À dix mètres de lui, il cessa de courir. L’homme n’avait pas bougé. Tête baissée, il portait en travers de ses épaules une pièce de bois flotté. Un soldat, se dit Sanders, qui faisait provision de bois à brûler.
Quand Sanders approcha, l’homme fit un pas en avant, un geste de défense, un geste agressif. La lumière des chutes de glace illuminait son corps ravagé.
— Radek ! Oh, mon Dieu ! Épouvanté, Sanders recula, trébucha sur une racine à demi noyée dans la glace. Radek ?
L’homme hésita, comme un animal blessé qui ne sait s’il doit se rendre ou attaquer. En travers des épaules, il portait encore le joug que Sanders y avait attaché. Le côté gauche de son corps se souleva péniblement comme s’il tentait de rejeter cet incube, mais il ne pouvait lever les mains jusqu’à la boucle de ceinture derrière sa tête. Le côté droit de son corps paraissait pendre mollement, suspendu à cette croix de bois comme un cadavre depuis longtemps mort. Une énorme blessure déchirait son épaule, la chair était à vif jusqu’au coude, jusqu’au sternum. Le visage à vif aussi n’avait plus qu’un œil qui observait Sanders. Le sang en coulait encore sur la blanche glace à ses pieds.
Le Dr Sanders reconnut la ceinture avec laquelle il avait attaché la branche aux épaules de Radek. Il se dirigea vers le capitaine, fit un geste pour l’apaiser. Il lui souvint alors des avertissements de Ventress et des morceaux de cristal qu’il avait arrachés au corps quand il avait traîné Radek loin de l’hélicoptère. Il lui souvint aussi d’Aragon, tapant du doigt sa canine et lui disant : « Couvert… ? Ma dent, c’est l’or même, docteur. »

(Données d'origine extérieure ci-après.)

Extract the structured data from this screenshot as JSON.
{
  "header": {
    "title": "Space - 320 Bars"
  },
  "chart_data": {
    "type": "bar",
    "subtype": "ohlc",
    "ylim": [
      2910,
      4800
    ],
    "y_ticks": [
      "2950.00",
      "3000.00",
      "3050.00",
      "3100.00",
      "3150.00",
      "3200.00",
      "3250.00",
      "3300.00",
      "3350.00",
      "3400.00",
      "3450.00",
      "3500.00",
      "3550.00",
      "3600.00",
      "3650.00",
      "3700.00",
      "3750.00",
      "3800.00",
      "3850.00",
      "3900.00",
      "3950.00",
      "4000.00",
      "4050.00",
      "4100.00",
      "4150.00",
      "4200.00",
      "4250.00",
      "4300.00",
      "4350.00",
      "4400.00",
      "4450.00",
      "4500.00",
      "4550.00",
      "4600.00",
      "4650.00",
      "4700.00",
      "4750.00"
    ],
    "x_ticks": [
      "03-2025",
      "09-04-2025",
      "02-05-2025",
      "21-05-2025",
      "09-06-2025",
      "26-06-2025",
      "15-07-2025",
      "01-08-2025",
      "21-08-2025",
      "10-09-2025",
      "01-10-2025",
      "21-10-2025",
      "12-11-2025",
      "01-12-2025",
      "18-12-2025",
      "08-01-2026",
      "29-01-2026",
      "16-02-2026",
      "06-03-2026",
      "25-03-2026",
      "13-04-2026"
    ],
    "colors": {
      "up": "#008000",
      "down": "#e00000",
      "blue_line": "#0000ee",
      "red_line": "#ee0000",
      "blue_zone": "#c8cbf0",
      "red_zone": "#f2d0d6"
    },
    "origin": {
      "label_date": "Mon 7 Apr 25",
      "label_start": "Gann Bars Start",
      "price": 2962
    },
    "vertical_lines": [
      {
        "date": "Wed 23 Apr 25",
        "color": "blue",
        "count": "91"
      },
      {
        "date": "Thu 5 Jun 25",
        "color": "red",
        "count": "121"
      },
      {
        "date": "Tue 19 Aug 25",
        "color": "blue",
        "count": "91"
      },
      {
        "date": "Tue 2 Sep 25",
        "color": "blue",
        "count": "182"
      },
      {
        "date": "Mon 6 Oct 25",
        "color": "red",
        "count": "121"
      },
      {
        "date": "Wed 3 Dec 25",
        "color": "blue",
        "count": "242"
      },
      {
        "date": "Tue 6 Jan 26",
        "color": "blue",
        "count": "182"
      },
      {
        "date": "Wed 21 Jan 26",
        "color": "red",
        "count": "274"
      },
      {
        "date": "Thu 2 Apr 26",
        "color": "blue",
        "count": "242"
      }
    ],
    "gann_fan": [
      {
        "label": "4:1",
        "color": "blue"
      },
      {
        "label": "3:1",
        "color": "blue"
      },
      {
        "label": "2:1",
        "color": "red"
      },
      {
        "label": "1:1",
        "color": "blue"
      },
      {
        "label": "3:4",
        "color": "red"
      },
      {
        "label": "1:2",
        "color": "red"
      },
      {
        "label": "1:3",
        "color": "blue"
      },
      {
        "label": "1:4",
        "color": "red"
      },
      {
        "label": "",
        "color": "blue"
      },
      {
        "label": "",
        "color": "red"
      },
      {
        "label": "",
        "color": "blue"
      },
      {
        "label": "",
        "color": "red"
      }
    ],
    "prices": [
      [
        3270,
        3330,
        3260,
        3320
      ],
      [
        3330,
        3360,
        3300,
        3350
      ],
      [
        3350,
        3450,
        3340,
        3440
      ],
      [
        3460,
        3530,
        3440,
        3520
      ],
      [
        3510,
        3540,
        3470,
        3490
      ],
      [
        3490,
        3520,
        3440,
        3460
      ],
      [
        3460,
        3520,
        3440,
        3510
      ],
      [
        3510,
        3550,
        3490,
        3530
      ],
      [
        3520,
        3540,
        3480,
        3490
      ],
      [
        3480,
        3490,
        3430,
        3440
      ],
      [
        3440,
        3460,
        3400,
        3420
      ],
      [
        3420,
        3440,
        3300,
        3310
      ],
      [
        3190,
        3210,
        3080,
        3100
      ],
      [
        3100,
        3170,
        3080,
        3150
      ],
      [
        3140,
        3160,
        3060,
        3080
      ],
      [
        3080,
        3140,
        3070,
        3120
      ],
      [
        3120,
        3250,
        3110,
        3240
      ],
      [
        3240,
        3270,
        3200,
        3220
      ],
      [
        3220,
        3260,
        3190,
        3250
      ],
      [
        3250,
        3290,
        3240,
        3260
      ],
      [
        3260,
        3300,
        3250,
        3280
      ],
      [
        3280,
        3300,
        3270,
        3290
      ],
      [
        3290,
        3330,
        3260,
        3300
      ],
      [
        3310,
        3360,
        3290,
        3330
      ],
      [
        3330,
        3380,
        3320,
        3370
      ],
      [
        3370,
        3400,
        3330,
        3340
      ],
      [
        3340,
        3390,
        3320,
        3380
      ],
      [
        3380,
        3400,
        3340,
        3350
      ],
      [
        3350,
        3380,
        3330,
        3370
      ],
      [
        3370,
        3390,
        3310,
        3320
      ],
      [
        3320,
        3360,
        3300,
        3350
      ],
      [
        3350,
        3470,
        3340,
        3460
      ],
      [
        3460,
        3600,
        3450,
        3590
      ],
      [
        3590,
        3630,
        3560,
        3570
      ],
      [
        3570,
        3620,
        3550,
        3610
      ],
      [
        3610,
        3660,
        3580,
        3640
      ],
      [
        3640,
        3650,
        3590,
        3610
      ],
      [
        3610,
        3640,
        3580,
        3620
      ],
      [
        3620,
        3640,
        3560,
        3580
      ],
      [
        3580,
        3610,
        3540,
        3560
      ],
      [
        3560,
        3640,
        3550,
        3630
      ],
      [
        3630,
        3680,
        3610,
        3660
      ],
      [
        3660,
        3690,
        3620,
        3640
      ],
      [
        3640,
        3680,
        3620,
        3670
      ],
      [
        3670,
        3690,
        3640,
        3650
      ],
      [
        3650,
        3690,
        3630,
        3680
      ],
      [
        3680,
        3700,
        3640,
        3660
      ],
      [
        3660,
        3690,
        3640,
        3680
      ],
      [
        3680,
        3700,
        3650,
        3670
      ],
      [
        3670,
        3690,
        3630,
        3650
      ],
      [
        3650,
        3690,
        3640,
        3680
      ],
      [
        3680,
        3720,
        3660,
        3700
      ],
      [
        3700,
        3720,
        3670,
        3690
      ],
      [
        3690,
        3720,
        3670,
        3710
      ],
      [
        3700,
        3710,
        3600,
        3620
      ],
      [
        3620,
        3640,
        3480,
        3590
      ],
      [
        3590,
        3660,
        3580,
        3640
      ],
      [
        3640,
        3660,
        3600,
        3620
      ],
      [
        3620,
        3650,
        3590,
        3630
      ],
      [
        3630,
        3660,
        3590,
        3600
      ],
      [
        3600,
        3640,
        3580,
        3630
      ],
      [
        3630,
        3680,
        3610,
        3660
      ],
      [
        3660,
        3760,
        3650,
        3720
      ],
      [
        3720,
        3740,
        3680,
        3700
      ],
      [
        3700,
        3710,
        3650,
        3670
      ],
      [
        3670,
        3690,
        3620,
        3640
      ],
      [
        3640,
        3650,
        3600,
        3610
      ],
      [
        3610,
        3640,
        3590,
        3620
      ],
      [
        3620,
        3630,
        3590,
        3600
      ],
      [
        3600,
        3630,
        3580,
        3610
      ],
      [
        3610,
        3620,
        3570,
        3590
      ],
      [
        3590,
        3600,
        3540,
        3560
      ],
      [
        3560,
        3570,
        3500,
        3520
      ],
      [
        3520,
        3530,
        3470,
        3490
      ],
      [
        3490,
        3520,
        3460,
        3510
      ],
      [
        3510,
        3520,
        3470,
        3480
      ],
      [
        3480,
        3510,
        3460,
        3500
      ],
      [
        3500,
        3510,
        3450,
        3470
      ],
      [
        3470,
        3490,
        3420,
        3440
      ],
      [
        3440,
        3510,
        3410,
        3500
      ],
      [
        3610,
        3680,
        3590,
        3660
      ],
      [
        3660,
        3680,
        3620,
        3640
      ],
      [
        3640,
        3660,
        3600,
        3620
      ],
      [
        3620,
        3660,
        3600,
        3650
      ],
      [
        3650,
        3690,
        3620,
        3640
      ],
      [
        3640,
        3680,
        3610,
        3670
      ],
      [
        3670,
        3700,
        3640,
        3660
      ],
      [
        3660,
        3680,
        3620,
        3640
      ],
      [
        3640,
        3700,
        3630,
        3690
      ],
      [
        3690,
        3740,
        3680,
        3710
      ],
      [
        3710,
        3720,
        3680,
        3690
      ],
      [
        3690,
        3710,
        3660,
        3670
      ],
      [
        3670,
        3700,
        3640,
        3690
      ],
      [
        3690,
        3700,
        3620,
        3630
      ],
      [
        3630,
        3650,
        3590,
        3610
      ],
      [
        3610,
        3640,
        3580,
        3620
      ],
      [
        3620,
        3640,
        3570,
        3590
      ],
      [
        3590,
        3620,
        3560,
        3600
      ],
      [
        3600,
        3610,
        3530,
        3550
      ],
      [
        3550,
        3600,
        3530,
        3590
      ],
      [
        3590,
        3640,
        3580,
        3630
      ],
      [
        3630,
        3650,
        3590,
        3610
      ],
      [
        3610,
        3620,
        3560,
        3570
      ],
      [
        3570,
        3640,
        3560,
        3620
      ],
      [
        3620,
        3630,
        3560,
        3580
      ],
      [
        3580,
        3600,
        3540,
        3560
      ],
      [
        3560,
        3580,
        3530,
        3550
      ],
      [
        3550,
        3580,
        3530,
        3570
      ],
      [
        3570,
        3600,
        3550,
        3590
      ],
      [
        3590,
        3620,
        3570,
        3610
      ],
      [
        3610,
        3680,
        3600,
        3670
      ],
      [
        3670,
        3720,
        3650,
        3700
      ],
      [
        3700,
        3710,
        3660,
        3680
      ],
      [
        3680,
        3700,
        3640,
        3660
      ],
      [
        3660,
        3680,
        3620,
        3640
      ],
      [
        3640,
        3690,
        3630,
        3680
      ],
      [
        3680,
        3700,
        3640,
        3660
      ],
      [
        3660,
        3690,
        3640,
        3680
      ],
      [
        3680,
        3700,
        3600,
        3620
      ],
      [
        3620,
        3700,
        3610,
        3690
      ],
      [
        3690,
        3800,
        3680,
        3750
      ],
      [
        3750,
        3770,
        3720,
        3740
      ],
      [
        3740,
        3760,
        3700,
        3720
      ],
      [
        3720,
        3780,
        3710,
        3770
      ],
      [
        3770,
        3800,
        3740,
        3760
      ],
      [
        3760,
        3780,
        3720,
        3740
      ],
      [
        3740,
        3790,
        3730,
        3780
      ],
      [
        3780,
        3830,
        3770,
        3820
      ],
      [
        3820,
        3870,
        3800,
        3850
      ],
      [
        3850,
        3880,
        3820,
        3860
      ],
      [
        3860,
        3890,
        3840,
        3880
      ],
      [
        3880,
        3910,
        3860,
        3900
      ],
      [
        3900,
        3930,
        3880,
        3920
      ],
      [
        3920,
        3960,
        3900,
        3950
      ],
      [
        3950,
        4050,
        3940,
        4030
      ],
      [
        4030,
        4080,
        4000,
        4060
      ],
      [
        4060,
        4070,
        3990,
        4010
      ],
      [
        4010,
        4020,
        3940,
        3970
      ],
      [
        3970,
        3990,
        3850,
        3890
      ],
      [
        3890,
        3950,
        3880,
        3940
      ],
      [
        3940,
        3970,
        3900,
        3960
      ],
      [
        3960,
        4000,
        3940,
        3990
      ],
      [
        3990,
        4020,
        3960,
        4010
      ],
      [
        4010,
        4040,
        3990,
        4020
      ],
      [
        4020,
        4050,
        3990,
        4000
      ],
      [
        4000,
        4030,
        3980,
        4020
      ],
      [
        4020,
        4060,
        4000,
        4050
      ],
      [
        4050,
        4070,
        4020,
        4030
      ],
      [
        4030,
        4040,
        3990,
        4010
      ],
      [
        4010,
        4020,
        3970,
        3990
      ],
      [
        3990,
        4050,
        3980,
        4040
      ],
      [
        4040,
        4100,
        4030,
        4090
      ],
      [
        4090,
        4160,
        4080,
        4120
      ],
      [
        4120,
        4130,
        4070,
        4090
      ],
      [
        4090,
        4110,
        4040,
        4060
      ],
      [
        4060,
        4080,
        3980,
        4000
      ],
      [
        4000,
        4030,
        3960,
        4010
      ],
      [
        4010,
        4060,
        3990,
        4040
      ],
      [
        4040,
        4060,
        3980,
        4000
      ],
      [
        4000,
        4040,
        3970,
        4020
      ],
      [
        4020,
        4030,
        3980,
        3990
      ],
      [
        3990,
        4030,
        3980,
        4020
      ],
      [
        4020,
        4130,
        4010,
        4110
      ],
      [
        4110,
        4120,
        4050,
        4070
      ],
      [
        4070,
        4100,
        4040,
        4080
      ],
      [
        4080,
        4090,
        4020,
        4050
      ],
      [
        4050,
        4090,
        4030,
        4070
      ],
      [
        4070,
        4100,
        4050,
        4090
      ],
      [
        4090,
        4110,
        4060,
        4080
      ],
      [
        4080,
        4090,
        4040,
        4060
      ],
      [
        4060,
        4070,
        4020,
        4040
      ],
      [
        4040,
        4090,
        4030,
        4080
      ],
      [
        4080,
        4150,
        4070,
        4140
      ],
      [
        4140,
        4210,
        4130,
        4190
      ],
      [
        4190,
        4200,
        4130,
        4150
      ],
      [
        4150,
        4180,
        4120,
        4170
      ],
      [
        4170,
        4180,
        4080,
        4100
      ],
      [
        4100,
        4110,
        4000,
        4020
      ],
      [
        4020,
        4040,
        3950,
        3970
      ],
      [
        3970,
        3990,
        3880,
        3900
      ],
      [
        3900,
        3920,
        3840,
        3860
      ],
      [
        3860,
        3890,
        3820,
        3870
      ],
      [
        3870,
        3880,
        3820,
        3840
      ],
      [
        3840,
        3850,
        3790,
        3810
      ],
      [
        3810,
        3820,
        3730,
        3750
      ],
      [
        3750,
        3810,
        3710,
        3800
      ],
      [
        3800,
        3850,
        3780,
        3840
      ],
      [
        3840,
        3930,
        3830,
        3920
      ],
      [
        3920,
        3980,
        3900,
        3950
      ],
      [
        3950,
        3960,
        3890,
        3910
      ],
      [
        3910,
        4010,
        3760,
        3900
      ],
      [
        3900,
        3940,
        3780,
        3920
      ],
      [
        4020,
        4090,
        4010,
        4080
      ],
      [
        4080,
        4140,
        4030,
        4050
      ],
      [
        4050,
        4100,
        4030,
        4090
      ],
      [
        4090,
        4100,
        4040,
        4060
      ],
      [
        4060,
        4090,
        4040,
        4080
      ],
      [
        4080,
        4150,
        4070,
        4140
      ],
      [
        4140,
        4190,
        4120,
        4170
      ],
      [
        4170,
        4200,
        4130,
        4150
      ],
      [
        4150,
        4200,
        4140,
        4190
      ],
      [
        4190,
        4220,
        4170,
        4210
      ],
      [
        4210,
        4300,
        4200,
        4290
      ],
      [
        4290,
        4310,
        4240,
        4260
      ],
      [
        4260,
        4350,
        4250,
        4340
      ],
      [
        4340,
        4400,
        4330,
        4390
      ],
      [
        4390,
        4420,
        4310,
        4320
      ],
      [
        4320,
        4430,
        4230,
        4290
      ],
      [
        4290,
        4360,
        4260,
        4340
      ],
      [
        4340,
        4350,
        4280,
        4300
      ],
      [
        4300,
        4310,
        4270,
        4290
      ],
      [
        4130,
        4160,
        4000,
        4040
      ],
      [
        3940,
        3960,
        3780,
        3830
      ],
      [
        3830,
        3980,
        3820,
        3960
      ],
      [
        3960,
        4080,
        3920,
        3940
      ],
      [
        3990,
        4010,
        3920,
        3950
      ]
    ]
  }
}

— Radek, laissez-moi vous aider. Sanders avança, Radek hésitait. Croyez-moi, j’ai voulu vous sauver.
Radek tentait toujours de se débarrasser de la lourde branche, sans cesser d’observer Sanders. Des pensées informes semblaient traverser comme des ondes son visage, il ferma à demi un œil, parut reconnaître Sanders.
— Radek ! Sanders leva la main pour le retenir, ne sachant s’il allait se précipiter sur lui ou courir vers la forêt comme une bête blessée.
Radek se rapprocha d’un pas traînant, de sa gorge sortit une sorte de grognement. Il avança encore, et le balancement de la lourde pièce de bois le fit presque s’écrouler.
— Ramenez-moi, commença-t-il. Il fit un autre pas, titubant, tendit comme un spectre son bras sanglant. Ramenez-moi là-bas !
La lourde branche oscillant d’une épaule à l’autre, il continua d’avancer péniblement, tapant du pied sur la glace, le visage éclairé par les feux de pierre précieuse de la forêt. Sanders ne cessait de l’observer tandis qu’il avançait par saccades, le bras tendu comme pour saisir l’épaule du médecin. Cependant, il paraissait déjà avoir oublié Sanders, son attention tout entière fixée sur la lumière des chutes de glace.
Sanders s’écarta de son chemin, prêt à le laisser passer. Mais avec un brusque pas de côté, Radek fit tourner la branche et poussa Sanders devant lui.
— Ramenez-moi… !
— Radek ! La respiration coupée par le coup, Sanders trébucha, avança, comme un spectateur poussé vers quelque sanglant Golgotha par la victime même. Toujours chancelant, pressant le pas comme la lumière prismatique de la forêt se mêlait de nouveau à son sang, Radek avançait, la branche sur ses épaules barrant la route à Sanders.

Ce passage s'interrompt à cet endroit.